Some requests are getting responses and zipping home in the middleware zone.
That's Django's per-site cache in action. As you enter the view you notice
that instead of having to stop and wait for every database query, some return
out of cache almost immediately (a database query cache). Rather than twisting
and turning through the template level, you notice some of the blocks simply
fly by (template caching).

While slow compared to the highway you were on earlier, the trip through Django
was pretty fast. You've now got the full response in tow and need to head home
to the browser. On your way, you'll pass back through each layer, checking in a
copy of your response with the per-site cache in Django and again with the web
accelerator on your way out to the internet.

-----

How long did your little request journey take? Surprisingly, all this happens in
just a fraction of a second.

When you start looking at your own application's response times, here are some
rough numbers you can shoot for. If your application is five times slower,
there's going to be a lot of room for improvement.

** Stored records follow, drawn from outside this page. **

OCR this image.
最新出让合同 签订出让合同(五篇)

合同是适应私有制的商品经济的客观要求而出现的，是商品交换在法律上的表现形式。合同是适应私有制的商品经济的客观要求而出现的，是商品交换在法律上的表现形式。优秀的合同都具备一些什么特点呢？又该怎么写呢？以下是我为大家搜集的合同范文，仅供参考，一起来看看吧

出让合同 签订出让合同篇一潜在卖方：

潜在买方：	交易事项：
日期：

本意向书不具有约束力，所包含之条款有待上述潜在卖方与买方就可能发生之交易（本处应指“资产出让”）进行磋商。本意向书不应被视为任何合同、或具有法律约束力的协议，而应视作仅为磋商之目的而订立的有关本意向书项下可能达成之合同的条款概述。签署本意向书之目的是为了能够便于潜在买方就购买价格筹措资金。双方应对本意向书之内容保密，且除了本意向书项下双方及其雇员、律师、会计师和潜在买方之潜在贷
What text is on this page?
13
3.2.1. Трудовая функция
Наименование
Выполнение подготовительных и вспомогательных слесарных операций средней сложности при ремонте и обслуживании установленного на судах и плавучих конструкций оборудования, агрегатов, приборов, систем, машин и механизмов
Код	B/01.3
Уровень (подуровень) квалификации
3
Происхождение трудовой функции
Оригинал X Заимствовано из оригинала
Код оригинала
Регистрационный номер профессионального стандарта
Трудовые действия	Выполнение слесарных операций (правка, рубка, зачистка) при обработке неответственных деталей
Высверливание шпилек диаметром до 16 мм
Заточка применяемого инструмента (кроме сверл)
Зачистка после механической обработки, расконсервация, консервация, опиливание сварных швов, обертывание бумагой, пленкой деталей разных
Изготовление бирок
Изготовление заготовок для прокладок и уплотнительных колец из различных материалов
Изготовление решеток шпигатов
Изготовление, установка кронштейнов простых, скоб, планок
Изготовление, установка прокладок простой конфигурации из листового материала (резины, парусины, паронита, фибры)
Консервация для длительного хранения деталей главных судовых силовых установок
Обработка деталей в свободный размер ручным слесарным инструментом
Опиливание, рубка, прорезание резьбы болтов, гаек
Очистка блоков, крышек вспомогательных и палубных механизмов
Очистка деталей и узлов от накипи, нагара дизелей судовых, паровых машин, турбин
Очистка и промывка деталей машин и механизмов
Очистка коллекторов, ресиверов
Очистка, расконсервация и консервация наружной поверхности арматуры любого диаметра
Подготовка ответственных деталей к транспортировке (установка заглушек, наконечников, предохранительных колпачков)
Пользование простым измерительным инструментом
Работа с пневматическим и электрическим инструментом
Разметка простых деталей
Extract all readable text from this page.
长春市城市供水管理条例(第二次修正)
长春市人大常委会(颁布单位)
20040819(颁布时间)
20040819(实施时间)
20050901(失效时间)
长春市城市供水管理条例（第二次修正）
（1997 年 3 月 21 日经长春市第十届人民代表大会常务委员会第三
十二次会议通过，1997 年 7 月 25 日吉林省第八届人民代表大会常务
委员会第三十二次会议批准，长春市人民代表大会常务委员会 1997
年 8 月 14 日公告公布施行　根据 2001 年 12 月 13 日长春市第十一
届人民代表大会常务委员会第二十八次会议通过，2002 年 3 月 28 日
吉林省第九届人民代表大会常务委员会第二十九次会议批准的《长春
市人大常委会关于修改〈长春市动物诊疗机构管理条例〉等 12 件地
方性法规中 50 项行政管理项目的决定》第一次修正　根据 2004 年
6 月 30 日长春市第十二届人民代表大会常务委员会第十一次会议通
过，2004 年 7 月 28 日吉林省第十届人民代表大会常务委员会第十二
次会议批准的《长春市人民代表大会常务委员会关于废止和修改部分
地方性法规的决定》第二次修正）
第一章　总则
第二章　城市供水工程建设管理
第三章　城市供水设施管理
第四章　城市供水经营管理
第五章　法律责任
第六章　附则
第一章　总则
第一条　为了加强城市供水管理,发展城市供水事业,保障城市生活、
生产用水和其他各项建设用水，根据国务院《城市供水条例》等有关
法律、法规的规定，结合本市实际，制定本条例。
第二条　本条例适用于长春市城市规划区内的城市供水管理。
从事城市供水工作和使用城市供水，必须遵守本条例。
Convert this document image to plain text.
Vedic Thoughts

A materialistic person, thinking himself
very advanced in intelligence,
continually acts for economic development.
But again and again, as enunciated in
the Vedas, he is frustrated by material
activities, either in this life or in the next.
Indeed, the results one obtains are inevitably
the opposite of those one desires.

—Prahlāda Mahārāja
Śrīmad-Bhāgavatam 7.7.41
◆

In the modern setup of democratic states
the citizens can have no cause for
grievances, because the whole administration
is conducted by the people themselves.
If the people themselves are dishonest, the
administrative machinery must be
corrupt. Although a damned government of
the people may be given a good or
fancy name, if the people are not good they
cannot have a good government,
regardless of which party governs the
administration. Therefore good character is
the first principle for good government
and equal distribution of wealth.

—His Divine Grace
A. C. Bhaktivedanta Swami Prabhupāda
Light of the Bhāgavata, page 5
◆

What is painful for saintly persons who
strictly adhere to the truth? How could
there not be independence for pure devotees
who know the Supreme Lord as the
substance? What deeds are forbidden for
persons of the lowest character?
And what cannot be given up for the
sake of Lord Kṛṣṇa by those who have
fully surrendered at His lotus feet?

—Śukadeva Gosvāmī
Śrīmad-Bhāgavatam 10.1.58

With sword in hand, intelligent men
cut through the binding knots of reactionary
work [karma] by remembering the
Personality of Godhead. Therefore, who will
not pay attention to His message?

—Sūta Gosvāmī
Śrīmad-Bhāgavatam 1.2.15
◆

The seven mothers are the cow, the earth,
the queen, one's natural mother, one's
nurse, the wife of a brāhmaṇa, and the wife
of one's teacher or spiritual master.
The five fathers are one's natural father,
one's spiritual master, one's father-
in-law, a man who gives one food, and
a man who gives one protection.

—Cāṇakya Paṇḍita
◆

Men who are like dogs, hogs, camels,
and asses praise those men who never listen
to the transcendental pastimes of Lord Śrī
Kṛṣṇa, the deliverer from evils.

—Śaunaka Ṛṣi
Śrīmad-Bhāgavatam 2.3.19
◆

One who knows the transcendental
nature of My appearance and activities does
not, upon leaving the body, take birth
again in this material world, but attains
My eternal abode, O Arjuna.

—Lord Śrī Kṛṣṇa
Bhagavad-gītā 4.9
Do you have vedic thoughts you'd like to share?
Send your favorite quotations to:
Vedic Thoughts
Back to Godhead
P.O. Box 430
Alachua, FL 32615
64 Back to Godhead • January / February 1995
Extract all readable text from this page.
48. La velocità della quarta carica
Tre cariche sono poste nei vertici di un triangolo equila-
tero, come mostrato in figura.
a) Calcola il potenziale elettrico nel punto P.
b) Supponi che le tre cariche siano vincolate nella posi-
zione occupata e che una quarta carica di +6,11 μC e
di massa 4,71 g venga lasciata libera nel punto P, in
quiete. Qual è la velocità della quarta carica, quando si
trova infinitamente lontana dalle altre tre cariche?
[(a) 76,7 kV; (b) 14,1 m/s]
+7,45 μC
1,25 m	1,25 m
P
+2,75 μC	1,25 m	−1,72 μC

========= =========================
Estimated Response Times
===================================
10ms      Varnish cache hit
35ms      Django per-site cache hit
100-300ms Django with warm cache
500ms-2s  Django with cold cache
========= =========================

Breaking it down further, for requests passing through to Django the total time
spent should not be overwhelmingly dominated by a single component (database,
cache, etc.). The majority of time should be spent working in Python with no
more than 30% or so spent in any given component.

How's your Django app compare? Is there room for improvement? In the next
chapter we'll explore the development process and show you how and where to
optimize your application as you build it.